Thursday, October 13, 2011

Understanding the Changes in Burma

By DR ZARNI Wednesday, October 12, 2011

All the “dramatic” developments in Burma, including the release of 6,000-plus prisoners, are, as US Assistant Secretary of State Kurt Campbell put it, certainly welcome.  Likewise, the man from the International Crisis Group was singing the praise of Naypyidaw on the BBC World Service News hour with Robin Lustig on 11 Oct .

And yet despite these loud applauses of “changes” in Burma, the Burmese public is finding it very, very difficult to feel hopeful.

Not even Burma’s highly regarded political comedian Zaganar could say he was happy in spite of his new found freedom today when he was released from Myitkyina jail where he was serving 34 years behind bars.   He told the Burmese local Eleven Media Group before boarding the Rangoon-bound plane, "Based on my current experiences I dare not think changes are real and big this time either."

Time magazine quoted his remark to the Associate Press:  "I am not happy at all, as none of my 14 so-called political prisoner friends from Myitkyina prison are among those freed today". 

So, how are we really to understand these much-trumpeted “changes” in Burma?

These changes do not include the change of heart among Burma’s rulers.  They are in fact principally related to only two things.

First, the regime's felt need to realign its geopolitical interests.

The military’s uneasiness about its need to rely on China for international protection runs deep.  Today China is also Burma’s number one foreign investor, all of it in mega-development, infrastructural and resource extractive projects.

And for Naypyidaw dealing with an increasingly aggressive, powerful and rich Beijing, without the backing of the West and the mainstream Burman public, is like fighting with one hand tied behind the back.

Tangible improvements on the human rights, political and development fronts are part of the price the generals have to pay to balance Beijing's growing influence.

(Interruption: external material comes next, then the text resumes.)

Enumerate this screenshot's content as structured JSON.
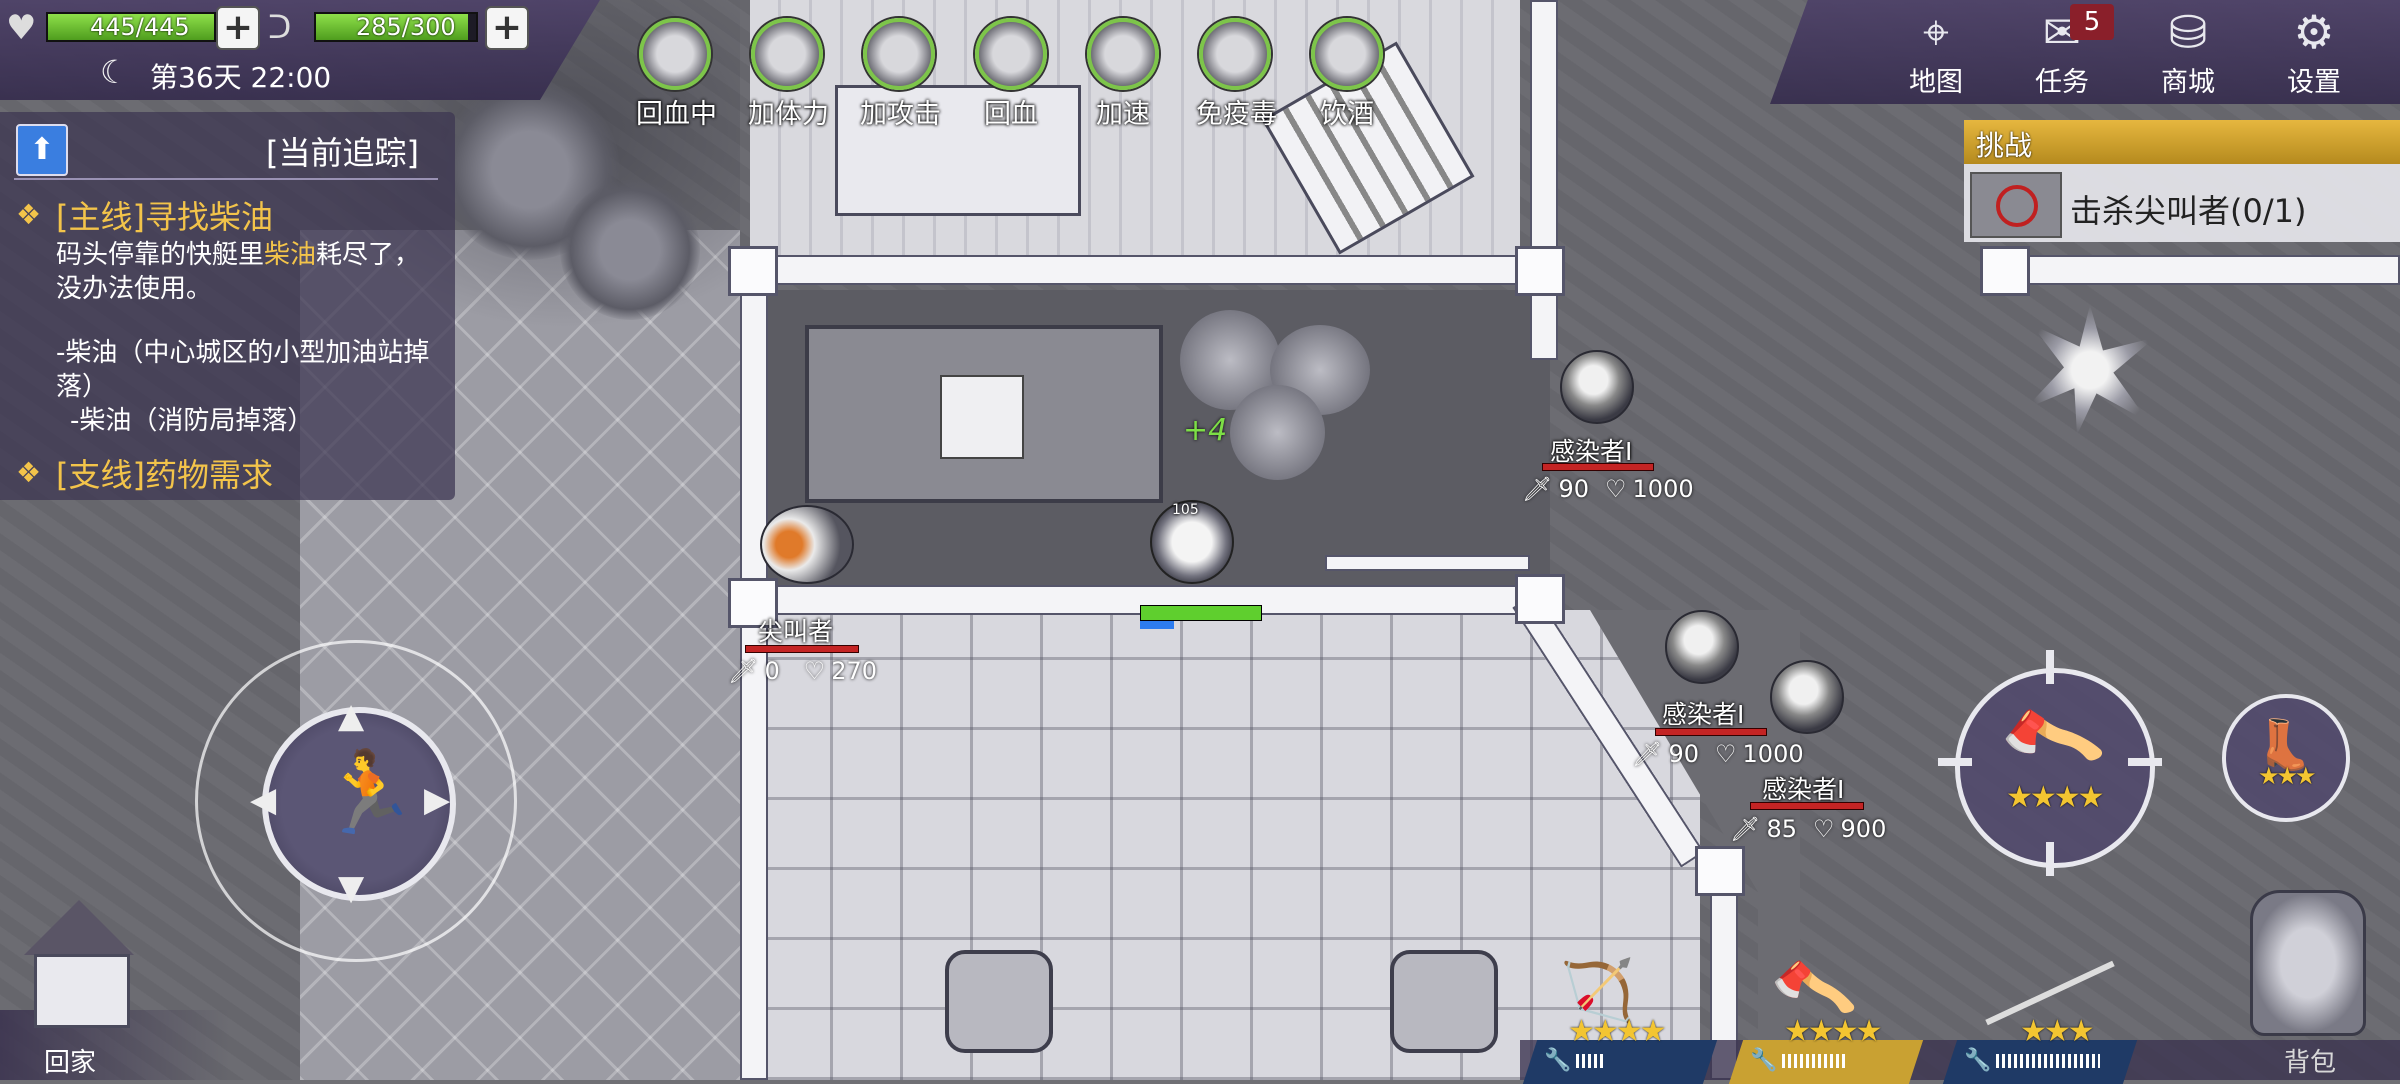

Second, the generals and ex-generals have an acute desire to prove that they are not failures at nation-building, as the bulk of the Burmese public thinks. That’s understandable. The military has had nearly half a century to govern, develop and bring about peace and prosperity for all—not just themselves and their families. But they have turned the world’s rice basket into a basket case.

Hard facts on the ground speak louder than the military’s institutionalized fiction that the senior and junior generals vis-à-vis civilians are brilliant nation-builders. The generals’ Burma is ranked second to last, just ahead of Somalia, on Transparency International's Corruption Index. Public provision of health services exists only in name. There are no social safety nets. Period.

Public education, the largest provider of schooling, at all levels lies in ruin. Ninety-nine percent of university graduates don’t know what BA or BSc stands for, let alone how to spell Bachelor of Arts or Science correctly. And forget the home-grown PhDs.

This extremely low quality of human resources is not the exclusive problem of civilian educational and bureaucratic institutions. The bulk of the 4,000-plus graduates from the Defense Services Academy, the Defense Services Technological Academy and the Defense Services Medical Academy failed entrance examinations at Russian educational institutes where they were sent as “state scholars” under civilian disguise.
There are pockets of communities whose socioeconomic and humanitarian conditions are closer to those of countries in Sub-Saharan Africa than to those of an Asian country about to “take off” developmentally. Many spend more than 70 percent of their meager household income on food alone, while wealth is increasingly concentrated in the hands of the Chinese and a handful of cronies, who in part play the role of portfolio managers for the generals and ex-generals.

The country’s ecology and communities face serious threats to their survival from some mega-development projects such as dam construction—seven on the Irrawaddy, Burma’s Nile, alone—and the two major Chinese gas and oil pipelines and Thailand’s $13 billion Special Economic Zone construction in the country's far south.

Nearly one-million Muslims—Arakanese Muslims and Rohingya—are forced to live in semi-concentration camps in Arakan State. In the midst of economically rising Asia, the country produces the fifth largest refugee population in the world. The Burma Army is still waging military operations against armed ethnic groups such as the Kachin Independence Army and the Karen National Union.